There are two things to remember here. Delisting is part of the group’s long term strategy to simplify the structure. In 2018, even Vedanta Resources PLC was delisted from the London Stock Exchange. Secondly, the price of Rs87.50 is not the final and sacrosanct price. In the past, the promoters have been willing to raise the price offered in most cases and shareholders should take their time before taking a view. In March this year, Vedanta was back at its 2016 levels. If shareholders are able to get a much better price in sync with market realities, it does make a lot of sense for the shareholders of Vedanta to accept the delisting offer and move out.
How exactly will Vedanta Resources benefit from this delisting?

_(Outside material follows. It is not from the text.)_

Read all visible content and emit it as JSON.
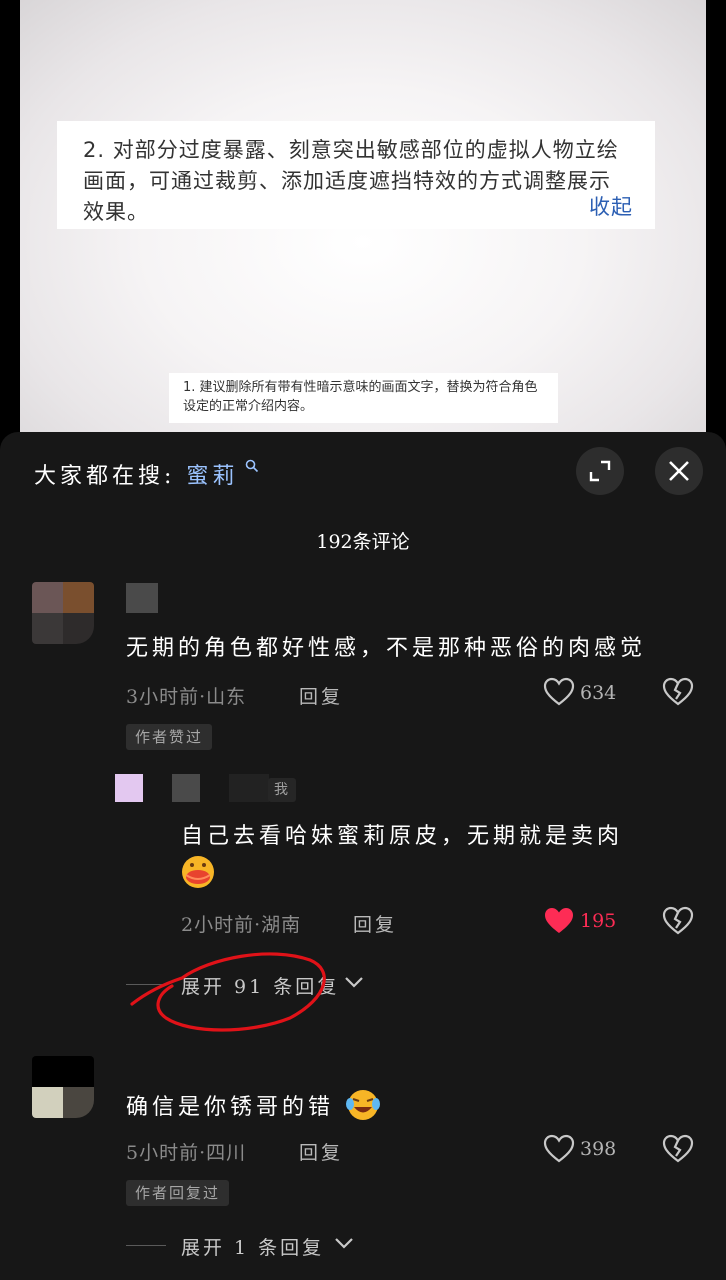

As explained earlier, delisting the stock de-couples valuation of the business from the vagaries of the global commodity cycle. But there is a bigger logic to the delisting proposal and for that one needs to understand the cash in the books of Vedanta Ltd.
|Vedanta Consolidated Balance Sheet (Cash Stash)|
|Group Company||Total Cash (Rs. in crore)||Total Debt (Rs. in crore)|
|Vedanta Ltd – Standalone||3,808||36,569|
|Cairn India Holdings||6,900||3,157|
If you look at the balance sheet of Vedanta, leverage should not be a real worry. Against total debt of Rs58,589cr, Vedanta has a cash stash of Rs35,205cr. That means; cash is sufficient to cover 60% of its total debt. But the problem is with the Rs22,535cr cash stash of Hindustan Zinc. Hindustan Zinc has not yet been allowed by the Indian government to merge with Vedanta and hence Vedanta does not have access to the cash reserves of Hindustan Zinc. The delisting will give more financial flexibility to Vedanta. Now Vedanta does not have to share the dividends from Hindustan Zinc with minority shareholders. The delisting will entail an outflow Rs16,218cr but will give full access to the cash flows of the group. It could be the perfect situation when the commodity cycle turns positive.